I recently returned from living in London so I am re-discovering Perth and its hidden nooks and crannies.
Published February 6th 2015
Ghosts of railways past
The Perth metro and regional area is blessed with many national parks and wilderness areas which you can escape to on the weekend. If you haven't been for a while or at all, it really is worth the drive to WA's first national park in the Shire of Mundaring about a 30 minute drive east of Perth.
My dad, brother and I having parked the car at the Pechey Road end of the park set off along the John Forrest Heritage Trail. This trail is part of the longer Railway Reserve Heritage Trail which follows 59 kilometres of the old Eastern Railway that linked Fremantle to York in the late 1880s. If you're so inclined and have the appropriate bike you can also cycle the trail.
John Forrest Heritage Trail, John Forrest National Park
As we followed the red dirt road, we were surrounded by breathtaking views and I found myself wondering what it would be like to live on the edge of the park and have this as my backyard.
As we made our way along the track, we came to a deserted rail tunnel on the right called the Swan View Tunnel built in 1894 as part of the Eastern Railway. The tunnel unfortunately due to its narrowness caused the deaths of some train crew due to asphyxiation from smoke accumulation. There is an eerie feeling when you walk through it as it is pitch black, so I'd definitely advise a torch or your phone to light the way.
On the way there were plenty of opportunities to stop and admire the view across the hills and even see all the way to Ellenbrook.
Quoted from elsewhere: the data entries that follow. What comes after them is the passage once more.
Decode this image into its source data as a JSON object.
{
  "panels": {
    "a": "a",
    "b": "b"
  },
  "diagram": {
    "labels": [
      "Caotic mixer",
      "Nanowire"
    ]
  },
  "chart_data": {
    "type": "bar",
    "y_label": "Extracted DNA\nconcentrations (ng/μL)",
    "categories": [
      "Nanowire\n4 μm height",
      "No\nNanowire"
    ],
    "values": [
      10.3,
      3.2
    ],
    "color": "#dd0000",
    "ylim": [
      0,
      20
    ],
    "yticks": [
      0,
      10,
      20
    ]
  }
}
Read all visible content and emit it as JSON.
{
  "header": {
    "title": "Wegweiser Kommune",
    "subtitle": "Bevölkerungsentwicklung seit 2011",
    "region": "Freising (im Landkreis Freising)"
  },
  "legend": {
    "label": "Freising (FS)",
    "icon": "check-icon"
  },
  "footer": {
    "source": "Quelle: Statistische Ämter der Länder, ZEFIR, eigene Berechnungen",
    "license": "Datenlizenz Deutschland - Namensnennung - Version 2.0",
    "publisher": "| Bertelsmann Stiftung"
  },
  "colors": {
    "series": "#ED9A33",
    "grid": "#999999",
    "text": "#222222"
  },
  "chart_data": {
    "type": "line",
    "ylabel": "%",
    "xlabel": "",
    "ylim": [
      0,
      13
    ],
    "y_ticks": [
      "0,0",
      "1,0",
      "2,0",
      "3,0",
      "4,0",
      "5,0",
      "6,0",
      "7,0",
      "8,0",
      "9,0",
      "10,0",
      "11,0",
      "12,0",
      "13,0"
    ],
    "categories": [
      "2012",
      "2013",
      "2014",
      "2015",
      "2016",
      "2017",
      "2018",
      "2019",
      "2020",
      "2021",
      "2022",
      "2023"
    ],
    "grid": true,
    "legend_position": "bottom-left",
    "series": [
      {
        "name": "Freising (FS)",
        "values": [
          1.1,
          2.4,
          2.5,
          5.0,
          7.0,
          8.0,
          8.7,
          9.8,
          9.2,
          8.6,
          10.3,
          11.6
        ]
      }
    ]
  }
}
We stopped at the footbridge over Jane Brook at Hovea Falls while we had a snack and water break.
Footbridge over Jane Brook and Hovea Falls, John Forrest Heritage Trail
At the end of this part of the trail we came upon the John Forrest Tavern and picnic area. As we entered a friendly staff member offered to top up our water bottles and we sat down outside where the mob of local kangaroos hung out. What with the ducks hanging around the drinks fridge and a mob of curious kangaroos inching closer to our table, we weren't short of company.
Curious Kangaroos at the John Forrest Tavern, John Forrest National Park
It took about 1.5 hours with stops to walk to the tavern but to be honest I didn't keep track of the time as I found myself stopping to take in a view or go through the tunnel or stop at the falls. So as a day trip it is a great way to explore an historical and picturesque part of the John Forrest National Park. You may even come across some friendly critters to keep you company along the way.